致良知(りょうちをなす)
良知とは、人が生まれながらに持っている正しい知力のこと。是非・善悪・正邪を知る心の先天的なはたらきのことをいう。
致良知は、『大学』にある「格物致知」という言葉に対する解釈である。
朱熹は「知を致すは物に格(いた)るに在り」とし、万物の理を一つ一つ極めて行くことで得られる知識を発揮して物事の是非を判断するとすると解釈した。「知」を知識と解して、致知とは知識を推し究めすべてを知り尽くすことだとした。
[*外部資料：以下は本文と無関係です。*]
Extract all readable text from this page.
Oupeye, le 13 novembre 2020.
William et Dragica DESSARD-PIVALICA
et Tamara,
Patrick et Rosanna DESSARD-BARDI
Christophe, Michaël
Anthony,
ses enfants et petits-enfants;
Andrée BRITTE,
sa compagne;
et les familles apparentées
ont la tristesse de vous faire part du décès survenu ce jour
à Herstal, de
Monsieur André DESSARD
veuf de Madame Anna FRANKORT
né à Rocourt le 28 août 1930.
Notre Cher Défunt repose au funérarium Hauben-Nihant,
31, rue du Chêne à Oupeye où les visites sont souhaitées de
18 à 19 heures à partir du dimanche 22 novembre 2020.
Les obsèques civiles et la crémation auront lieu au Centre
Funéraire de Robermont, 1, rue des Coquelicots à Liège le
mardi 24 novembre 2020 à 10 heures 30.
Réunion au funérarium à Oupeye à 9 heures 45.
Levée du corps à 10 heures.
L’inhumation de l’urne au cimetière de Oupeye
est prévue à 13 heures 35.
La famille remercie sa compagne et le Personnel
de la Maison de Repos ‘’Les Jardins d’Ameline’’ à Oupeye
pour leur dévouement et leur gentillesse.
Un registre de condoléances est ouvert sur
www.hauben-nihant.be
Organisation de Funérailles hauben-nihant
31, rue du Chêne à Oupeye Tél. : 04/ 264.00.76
王陽明は、朱子の解釈を知識の量的拡大だけを求めるものとして批判し、「知を致すは物を格(ただ)すに在り」として物を心の理としてそれを正すことによって知を致す、すなわち「良知を致す」ことであると解釈した。
「格」を「正す」と読み、格物とは心の不正を正すことだとした。致知については、「知」を「良知」と解釈して、心に本来そなわっている良知を拡充、発揮することだと考えた。
つまり、人間は、生まれたときから心と体(理)は一体であり、心があとから付け加わったものではない。その心が私欲により曇っていなければ、心の本来のあり方が理と合致する。私欲により曇っていない心の本体である良知を推し進めればよいとした。